Despite the global effort to control the AIDS pandemic, HIV infections continue to spread relatively unabated in many parts of the world. Recent figures from the World Health Organization (WHO) suggest that close to 33 million people are living with HIV infection worldwide, with more than two thirds of these individuals living in developing countries with limited resources. While some countries have demonstrated remarkable success in reducing the burden of HIV/AIDS, others still struggle to identify infected individuals, reduce transmission rates through behavioral interventions, and implement effective treatment programs for infected individuals. Many high-incidence countries have limited resources for health care and rudimentary health care systems and hence are unable to implement health care plans to address complex issues such as HIV/AIDS prevention and care. Although several government initiatives and international organizations are making a difference through partnerships and capacity building, it is clear that the existing capacity of treatment programs will not be sufficient to handle the number of infected people who require treatment in the future.

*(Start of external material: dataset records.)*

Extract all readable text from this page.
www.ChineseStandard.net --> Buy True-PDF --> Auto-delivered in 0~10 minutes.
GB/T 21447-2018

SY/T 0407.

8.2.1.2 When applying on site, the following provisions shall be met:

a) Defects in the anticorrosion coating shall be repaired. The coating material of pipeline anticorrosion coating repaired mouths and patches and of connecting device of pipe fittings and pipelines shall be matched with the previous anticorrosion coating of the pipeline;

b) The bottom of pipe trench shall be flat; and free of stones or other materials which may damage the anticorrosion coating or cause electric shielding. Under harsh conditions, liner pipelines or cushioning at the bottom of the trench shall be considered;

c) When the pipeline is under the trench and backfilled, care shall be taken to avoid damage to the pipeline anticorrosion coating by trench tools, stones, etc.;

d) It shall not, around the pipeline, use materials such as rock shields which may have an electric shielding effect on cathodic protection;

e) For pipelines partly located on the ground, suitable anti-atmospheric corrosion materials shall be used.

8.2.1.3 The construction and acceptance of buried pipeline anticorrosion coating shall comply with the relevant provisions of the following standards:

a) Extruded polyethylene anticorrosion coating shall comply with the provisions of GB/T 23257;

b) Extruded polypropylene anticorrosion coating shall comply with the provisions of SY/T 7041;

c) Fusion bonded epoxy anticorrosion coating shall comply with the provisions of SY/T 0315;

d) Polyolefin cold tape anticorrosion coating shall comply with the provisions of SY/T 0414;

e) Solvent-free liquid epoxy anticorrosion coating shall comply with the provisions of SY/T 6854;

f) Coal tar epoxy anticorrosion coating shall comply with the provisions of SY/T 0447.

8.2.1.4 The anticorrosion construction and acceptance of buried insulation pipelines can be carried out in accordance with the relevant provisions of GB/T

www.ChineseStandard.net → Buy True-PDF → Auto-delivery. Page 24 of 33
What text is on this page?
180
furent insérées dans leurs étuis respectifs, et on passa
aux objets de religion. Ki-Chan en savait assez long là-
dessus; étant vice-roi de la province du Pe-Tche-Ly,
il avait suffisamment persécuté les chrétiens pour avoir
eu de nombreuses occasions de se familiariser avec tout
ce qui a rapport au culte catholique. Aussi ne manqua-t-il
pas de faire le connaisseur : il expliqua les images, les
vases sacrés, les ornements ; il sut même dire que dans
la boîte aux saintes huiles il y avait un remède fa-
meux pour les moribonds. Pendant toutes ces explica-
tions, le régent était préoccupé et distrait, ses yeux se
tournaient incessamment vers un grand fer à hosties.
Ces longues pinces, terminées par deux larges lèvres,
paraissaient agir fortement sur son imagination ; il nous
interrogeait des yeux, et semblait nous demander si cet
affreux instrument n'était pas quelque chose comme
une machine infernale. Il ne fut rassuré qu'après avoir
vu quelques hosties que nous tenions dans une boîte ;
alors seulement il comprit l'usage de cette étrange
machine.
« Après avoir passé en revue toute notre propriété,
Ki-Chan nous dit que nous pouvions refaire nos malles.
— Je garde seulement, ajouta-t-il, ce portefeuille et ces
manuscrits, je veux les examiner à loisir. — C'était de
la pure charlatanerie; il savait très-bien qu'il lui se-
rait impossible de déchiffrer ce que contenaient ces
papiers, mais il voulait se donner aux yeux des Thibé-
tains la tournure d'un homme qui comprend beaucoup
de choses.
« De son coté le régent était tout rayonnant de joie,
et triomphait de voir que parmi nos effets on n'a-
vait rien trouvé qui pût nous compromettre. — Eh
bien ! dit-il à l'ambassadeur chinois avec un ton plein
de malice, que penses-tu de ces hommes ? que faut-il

Identifying those who are acutely infected is a priority both in terms of behavioral and biological factors that make them the catalyst of the epidemic. Based on mounting evidence from pathogenesis and clinical trial studies in RLS, risk behavior reduction counseling can control subsequent transmission events, and together with early HAART intervention, should theoretically reduce incidence rates. Yet, this task is particularly challenging as the trend in HIV-1 transmission is moving away from urban settings into rural settings with women being disproportionately affected by the epidemic. In fact, this shift is being observed worldwide regardless of the resources, as more vulnerable populations are being exposed to HIV-1 due to poverty, lack of education and gender inequality, resulting in the highest incidence in the most difficult to reach subpopulations.
Rapid HIV-1/2 antibody-based tests performed at POC are becoming the global standard for HIV testing, particularly in the developing world. The efficacy and acceptability of rapid, POC HIV antibody tests have been confirmed by over a decade of studies which show that rapid HIV testing increases the number of people that truly know their infection status compared to non-rapid HIV testing strategies[2-5]. In addition, cost-analyses have shown that rapid POC testing is cheaper per test result delivered when compared to standard blood testing. HIV diagnosis is typically accomplished through the sequential use of a two separate rapid HIV-1/2 antibody tests[7, 8]. In resource-limited settings (RLS), concordant serological reactivity on two appropriately selected rapid tests is highly predictive of infection and frequently considered sufficient for presumptive diagnosis of HIV infection. In more developed countries, confirmation of antibody positive rapid samples are accomplished by use of an independent HIV test method, such as the detection of HIV nucleic acids or specific HIV antigen reactivity patterns using Western blots or line immuno-assays.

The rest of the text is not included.